Die Lokomotive "Landgraf Carl" wurde 1850 für die Main-Weser-Bahn von
der Maschinenbau-Gesellschaft Karlsruhe geliefert. Mit ihren zwei
Treibachsen, einer Vorlaufachse sowie den verhältnismäßig kleinen
Rädern ist sie ist typisch für die ersten Maschinen auf der
Main-Weser-Bahn. Trotzdem dienten solche Loks auch für den
"Schnellzugverkehr". Die Maschinen erreichte dabei eine
Höchstgeschwindigkeit von 40 - 50 km/h. |
Fertigstellung 1852
Anfang 1852 erreichte die Main-Weser-Bahn endlich auch Marburg.
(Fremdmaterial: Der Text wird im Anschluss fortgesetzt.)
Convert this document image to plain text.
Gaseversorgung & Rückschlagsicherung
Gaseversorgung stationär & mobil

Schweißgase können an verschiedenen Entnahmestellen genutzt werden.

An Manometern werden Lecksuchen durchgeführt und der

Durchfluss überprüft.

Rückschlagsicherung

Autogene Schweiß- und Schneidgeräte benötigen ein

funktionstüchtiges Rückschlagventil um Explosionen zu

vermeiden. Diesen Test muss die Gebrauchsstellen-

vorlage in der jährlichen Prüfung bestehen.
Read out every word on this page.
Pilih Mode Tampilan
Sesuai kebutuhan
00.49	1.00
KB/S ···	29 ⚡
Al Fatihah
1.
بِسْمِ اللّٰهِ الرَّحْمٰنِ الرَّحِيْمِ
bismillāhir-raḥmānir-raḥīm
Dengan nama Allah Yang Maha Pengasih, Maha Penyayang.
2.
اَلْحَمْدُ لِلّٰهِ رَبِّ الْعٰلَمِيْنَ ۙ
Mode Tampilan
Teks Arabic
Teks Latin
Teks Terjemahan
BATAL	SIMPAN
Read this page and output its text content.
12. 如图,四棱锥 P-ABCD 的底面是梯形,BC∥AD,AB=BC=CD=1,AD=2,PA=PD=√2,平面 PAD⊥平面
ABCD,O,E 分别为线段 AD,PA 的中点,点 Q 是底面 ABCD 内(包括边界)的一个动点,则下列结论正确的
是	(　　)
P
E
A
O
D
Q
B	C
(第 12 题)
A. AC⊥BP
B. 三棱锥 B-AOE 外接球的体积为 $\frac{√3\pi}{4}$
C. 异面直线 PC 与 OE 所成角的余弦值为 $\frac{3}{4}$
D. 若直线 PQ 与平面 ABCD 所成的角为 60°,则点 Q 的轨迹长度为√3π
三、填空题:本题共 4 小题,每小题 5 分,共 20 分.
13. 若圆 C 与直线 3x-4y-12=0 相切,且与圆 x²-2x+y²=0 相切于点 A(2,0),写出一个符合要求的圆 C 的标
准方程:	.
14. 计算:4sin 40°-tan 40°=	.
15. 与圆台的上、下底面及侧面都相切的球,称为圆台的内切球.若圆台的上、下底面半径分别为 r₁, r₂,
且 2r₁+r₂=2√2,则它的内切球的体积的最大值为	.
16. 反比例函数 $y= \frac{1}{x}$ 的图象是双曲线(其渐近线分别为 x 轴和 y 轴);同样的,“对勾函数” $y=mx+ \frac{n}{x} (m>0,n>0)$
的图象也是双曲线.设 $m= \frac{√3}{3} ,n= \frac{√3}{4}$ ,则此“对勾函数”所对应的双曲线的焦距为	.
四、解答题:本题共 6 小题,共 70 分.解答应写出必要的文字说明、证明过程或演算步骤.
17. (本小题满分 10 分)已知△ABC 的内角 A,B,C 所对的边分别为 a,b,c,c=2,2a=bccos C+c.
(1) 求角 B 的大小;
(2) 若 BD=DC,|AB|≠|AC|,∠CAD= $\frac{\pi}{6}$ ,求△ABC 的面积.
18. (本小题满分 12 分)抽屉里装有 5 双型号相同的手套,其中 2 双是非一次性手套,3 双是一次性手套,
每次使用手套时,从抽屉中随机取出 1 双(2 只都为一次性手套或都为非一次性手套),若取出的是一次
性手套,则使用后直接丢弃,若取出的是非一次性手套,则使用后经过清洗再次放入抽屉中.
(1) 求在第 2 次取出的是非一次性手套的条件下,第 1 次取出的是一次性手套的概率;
Im
gleichen Jahr kam es zur Verbindung des nördlichen und südlichen
Schienenstrangs zwischen Giessen und Langgöns. Am 15. Mai 1852 fuhr der
erste durchgehende Zug von Kassel nach Frankfurt. Eine Fahrt dauerte
zwischen 6,5 und 8,5 Stunden. Aus dem Jahre 1854 ist bekannt, dass in jede
Richtung bereits 4 Züge pro Tag verkehrten, die aus Personen- und
Güterwagen bestanden. Hinzu kam ein Frühzug von Marburg nach Kassel sowie
von Giessen nach Frankfurt. Nachtzüge gab es noch nicht. Der letzte Zug in
nördliche Richtung endete gegen 21:30 Uhr in Marburg. Die Trennung der
Bevölkerungsgruppen durch unterschiedliche Wagenklassen setzte sich auch
in den Wartesälen der Bahnhofe fort. Ein ehemaliger
Häftling der sich ungefugt im III. Klasse Wartesaal in Kirchhain
aufhielt wurde sogar von der Polizei entfernt.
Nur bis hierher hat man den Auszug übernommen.